Pictures of You in Public
You have no expectation of privacy in anything you do in public. This includes where you go and what you do while you’re there. For example, I just got an adorable basset hound named Rosie. We take walks every day. I have no expectation of privacy regarding where we walk, what I’m wearing when I walk her, or how I react when she pulls on the leash. That’s all in plain view for everyone to see. Anyone can take a picture of us and post it online, preferably with a caption that says, “Sassy lady and her awesome dog,” and there’s nothing I can do about it (as long as they’re not misrepresenting me or commercializing my image without my consent).
If you’re in a public place and someone snaps a picture of you while you’re falling down drunk, getting arrested, picking your nose, scowling at a crying baby, or not wearing pants, there’s probably nothing you can do if that picture shows up online somewhere.

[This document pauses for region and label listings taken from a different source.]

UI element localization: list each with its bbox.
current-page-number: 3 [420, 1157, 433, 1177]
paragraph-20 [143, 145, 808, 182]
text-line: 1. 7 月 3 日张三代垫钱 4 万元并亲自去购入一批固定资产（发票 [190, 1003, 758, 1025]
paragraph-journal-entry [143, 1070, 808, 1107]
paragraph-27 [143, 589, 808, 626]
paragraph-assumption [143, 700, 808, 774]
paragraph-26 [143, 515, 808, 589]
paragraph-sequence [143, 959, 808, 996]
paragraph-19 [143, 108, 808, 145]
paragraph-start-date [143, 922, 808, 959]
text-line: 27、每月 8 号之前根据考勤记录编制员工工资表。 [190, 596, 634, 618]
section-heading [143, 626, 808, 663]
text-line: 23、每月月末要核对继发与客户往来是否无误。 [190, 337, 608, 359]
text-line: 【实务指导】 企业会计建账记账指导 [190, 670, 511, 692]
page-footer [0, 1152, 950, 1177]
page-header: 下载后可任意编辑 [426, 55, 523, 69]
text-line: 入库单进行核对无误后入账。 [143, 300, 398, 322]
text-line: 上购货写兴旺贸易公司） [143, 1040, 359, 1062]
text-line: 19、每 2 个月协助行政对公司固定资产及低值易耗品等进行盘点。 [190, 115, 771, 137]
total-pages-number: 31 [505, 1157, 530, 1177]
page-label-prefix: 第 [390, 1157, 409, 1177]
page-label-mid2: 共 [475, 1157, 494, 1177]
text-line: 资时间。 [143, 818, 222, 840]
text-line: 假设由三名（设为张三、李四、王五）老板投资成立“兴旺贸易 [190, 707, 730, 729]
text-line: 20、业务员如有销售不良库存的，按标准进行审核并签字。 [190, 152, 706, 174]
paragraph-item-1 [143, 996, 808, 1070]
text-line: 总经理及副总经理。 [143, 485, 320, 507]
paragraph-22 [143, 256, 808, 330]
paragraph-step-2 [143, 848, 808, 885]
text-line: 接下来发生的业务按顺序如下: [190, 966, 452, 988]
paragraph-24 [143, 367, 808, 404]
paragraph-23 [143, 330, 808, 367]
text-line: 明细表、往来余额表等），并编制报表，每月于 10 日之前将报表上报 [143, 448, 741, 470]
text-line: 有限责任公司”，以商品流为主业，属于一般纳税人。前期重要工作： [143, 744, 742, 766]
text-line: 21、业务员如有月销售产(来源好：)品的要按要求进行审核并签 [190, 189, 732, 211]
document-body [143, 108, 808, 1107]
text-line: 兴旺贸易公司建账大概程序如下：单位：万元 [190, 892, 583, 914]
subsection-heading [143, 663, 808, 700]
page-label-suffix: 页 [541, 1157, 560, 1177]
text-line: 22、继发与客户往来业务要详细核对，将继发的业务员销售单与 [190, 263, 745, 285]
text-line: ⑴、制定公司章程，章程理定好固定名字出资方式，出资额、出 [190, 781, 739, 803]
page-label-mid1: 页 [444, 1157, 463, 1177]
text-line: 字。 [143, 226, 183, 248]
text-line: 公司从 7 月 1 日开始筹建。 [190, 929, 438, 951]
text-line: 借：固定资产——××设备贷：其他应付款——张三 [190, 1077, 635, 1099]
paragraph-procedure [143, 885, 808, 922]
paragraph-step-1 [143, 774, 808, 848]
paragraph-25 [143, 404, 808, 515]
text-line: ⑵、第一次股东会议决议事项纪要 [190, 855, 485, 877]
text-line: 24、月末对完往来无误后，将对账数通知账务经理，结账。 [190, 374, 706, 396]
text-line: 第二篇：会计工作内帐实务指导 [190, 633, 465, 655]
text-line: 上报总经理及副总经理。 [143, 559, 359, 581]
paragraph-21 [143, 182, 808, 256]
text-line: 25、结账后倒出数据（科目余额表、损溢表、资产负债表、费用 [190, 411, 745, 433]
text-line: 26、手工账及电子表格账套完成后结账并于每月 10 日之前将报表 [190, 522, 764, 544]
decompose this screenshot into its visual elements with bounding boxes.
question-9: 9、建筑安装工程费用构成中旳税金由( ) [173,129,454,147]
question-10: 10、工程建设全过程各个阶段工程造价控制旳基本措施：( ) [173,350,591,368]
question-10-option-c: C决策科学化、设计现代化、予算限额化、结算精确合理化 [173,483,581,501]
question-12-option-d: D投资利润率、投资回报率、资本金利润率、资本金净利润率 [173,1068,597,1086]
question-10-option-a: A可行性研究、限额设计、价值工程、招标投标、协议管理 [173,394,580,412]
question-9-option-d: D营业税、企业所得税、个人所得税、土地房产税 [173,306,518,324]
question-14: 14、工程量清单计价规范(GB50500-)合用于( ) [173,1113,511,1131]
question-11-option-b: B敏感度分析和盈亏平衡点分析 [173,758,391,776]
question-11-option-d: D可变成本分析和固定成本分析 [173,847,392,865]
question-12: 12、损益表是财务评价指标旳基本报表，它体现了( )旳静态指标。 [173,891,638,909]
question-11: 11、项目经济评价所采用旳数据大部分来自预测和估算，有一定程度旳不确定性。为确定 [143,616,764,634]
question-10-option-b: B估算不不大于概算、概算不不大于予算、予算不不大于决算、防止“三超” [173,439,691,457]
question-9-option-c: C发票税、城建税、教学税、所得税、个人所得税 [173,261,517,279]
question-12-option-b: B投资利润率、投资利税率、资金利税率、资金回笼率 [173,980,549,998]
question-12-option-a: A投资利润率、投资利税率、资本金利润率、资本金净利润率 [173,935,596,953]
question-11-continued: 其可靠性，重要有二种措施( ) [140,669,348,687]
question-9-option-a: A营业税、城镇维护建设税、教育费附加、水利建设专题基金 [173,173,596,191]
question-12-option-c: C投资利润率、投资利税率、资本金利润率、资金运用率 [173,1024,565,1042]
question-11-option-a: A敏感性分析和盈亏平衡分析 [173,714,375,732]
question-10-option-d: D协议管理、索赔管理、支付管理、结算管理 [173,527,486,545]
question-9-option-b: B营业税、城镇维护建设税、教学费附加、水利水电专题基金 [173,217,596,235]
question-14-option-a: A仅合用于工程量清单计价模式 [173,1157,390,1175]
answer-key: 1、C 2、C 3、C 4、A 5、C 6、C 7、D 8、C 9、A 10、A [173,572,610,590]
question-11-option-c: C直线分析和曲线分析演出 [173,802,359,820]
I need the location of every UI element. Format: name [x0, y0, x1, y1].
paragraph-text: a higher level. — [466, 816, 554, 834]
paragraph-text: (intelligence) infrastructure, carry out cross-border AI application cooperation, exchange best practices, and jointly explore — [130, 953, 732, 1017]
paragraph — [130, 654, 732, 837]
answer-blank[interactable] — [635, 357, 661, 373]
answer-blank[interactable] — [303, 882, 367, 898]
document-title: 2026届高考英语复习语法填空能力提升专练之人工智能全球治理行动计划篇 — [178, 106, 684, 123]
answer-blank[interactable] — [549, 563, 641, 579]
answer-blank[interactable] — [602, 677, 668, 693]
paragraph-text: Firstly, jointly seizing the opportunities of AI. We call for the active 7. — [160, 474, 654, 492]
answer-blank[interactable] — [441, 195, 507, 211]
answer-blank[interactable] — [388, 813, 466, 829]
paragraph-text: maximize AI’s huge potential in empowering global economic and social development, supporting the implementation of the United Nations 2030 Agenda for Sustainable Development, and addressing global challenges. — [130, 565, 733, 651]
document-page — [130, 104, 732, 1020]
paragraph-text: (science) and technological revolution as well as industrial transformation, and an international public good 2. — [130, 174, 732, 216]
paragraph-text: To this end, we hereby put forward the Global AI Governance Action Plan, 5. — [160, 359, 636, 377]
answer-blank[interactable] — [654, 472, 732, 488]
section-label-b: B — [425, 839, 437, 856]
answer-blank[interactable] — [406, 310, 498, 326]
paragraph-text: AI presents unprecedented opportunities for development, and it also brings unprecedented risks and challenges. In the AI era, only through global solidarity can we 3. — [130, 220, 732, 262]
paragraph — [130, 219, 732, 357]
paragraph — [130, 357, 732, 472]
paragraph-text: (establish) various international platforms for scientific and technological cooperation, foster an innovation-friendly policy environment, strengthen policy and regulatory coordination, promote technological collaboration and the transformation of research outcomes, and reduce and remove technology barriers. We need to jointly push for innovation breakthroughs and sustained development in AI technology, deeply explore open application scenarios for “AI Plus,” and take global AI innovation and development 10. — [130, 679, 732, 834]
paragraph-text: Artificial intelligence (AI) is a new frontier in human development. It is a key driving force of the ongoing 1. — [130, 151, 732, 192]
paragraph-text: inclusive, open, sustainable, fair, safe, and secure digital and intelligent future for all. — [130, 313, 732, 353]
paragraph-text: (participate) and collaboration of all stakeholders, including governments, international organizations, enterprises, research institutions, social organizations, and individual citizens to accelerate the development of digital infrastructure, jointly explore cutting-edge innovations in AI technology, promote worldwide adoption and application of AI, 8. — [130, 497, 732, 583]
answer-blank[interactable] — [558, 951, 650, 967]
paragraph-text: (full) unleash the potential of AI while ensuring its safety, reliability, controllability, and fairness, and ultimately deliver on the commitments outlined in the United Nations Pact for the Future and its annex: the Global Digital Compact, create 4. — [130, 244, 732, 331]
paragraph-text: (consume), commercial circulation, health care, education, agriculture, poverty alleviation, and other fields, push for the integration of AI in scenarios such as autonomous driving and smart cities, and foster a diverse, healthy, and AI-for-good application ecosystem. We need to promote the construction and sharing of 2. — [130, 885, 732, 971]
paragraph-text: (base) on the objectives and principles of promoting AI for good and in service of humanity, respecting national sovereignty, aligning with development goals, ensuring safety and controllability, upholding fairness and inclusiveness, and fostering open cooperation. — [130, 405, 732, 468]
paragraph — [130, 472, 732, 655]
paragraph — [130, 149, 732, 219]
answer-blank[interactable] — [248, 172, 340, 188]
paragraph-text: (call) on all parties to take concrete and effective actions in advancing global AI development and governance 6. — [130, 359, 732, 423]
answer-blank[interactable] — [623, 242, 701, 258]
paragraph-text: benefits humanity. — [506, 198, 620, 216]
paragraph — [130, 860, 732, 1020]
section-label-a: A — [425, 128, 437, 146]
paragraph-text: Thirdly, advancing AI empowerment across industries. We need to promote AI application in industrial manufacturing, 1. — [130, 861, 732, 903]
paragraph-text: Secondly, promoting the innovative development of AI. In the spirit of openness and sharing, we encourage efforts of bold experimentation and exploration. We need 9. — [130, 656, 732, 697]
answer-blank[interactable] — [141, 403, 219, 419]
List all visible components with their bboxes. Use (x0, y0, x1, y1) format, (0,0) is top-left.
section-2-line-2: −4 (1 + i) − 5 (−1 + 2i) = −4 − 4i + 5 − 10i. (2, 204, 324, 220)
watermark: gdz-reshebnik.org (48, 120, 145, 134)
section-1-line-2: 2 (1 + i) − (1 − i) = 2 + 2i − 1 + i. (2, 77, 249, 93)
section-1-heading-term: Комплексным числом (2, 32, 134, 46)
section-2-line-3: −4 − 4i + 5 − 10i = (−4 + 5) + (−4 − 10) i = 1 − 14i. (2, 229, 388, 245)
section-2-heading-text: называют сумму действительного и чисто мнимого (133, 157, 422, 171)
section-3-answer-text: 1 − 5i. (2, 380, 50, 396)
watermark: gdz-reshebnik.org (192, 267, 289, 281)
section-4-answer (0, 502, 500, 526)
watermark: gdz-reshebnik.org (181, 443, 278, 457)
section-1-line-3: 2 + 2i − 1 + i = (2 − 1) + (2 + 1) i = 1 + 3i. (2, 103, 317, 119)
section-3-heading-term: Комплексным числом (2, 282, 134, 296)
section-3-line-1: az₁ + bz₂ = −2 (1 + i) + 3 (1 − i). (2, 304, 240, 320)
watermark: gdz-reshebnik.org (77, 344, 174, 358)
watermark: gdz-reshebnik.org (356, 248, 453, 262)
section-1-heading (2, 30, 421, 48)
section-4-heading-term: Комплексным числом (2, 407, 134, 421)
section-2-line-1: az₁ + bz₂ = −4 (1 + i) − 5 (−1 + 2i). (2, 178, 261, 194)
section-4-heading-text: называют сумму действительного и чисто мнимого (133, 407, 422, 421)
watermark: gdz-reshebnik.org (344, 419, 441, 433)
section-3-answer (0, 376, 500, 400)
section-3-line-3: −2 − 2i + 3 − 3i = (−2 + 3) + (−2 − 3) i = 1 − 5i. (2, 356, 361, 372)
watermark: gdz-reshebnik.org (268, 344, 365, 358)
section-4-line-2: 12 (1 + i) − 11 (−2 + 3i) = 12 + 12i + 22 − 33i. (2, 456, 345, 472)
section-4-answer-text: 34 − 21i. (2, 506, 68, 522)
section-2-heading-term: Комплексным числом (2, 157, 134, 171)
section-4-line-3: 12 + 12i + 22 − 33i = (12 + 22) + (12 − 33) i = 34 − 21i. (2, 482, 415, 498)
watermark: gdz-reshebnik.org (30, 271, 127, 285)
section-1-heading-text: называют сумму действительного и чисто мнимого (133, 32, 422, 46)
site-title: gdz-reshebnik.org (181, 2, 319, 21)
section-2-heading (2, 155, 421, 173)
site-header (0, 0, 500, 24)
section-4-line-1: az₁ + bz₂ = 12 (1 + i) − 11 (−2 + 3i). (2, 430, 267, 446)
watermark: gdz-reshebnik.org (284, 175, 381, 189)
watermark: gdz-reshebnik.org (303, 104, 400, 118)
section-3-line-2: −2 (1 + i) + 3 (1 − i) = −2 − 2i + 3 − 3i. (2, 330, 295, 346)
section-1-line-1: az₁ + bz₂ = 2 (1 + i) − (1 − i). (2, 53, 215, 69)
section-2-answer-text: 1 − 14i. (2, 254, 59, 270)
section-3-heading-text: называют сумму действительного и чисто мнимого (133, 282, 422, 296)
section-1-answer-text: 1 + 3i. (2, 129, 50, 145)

The exception to this rule is you have an expectation of privacy in places like public bathroom stalls, changing rooms, tanning salons, and doctor’s offices that may require you to be partially or completely undressed.
Pictures of You in Private Venues
When pictures are taken of you at a private event or in someone’s private home, you have to ask whether you had an expectation of privacy in each particular situation. If you attend a party where there are no rules regarding photos and everyone has their cameras out, you have no expectation of privacy if someone takes a photo of you and puts it in their online album.
Some events come with ground rules regarding photos that could create an expectation of privacy. I had a friend in college who had a Decorate Your Nipples theme party where everyone had to decorate their chest. Some people put decorations on their shirts and some people opted to decorate their skin. The rule for that party was that no cameras were allowed except during the designated picture time. At picture time, all the photos were limited to one room. If you didn’t want any photographic documentation of your being at that party, you had to go to the no-camera room.
There may be activities where there are no specified rules about photographs, but where the nature of the event or activity gives you an expectation of privacy. For example, if you and your partner make a sex tape or take intimate pictures of each other, there’s an inherent expectation that no one beside you two would see them. If you break up, your partner can’t post the pictures online and protect themselves by saying that you never agreed to keep them private.
When it comes to the question, “Can I post pictures of other people online?,” the answer is always, “It depends.” My general rule of thumb is “Don’t do anything in public that you wouldn’t put on the front page of the paper.” When it comes to photographs, the same rule generally applies because you might end up in a situation where you had an expectation of privacy but someone posted a picture of you online that they shouldn’t have. You might have a case against the jerk who posed it, but you still have to deal with the possibility that a lot of people saw a photo of you that they should have never seen.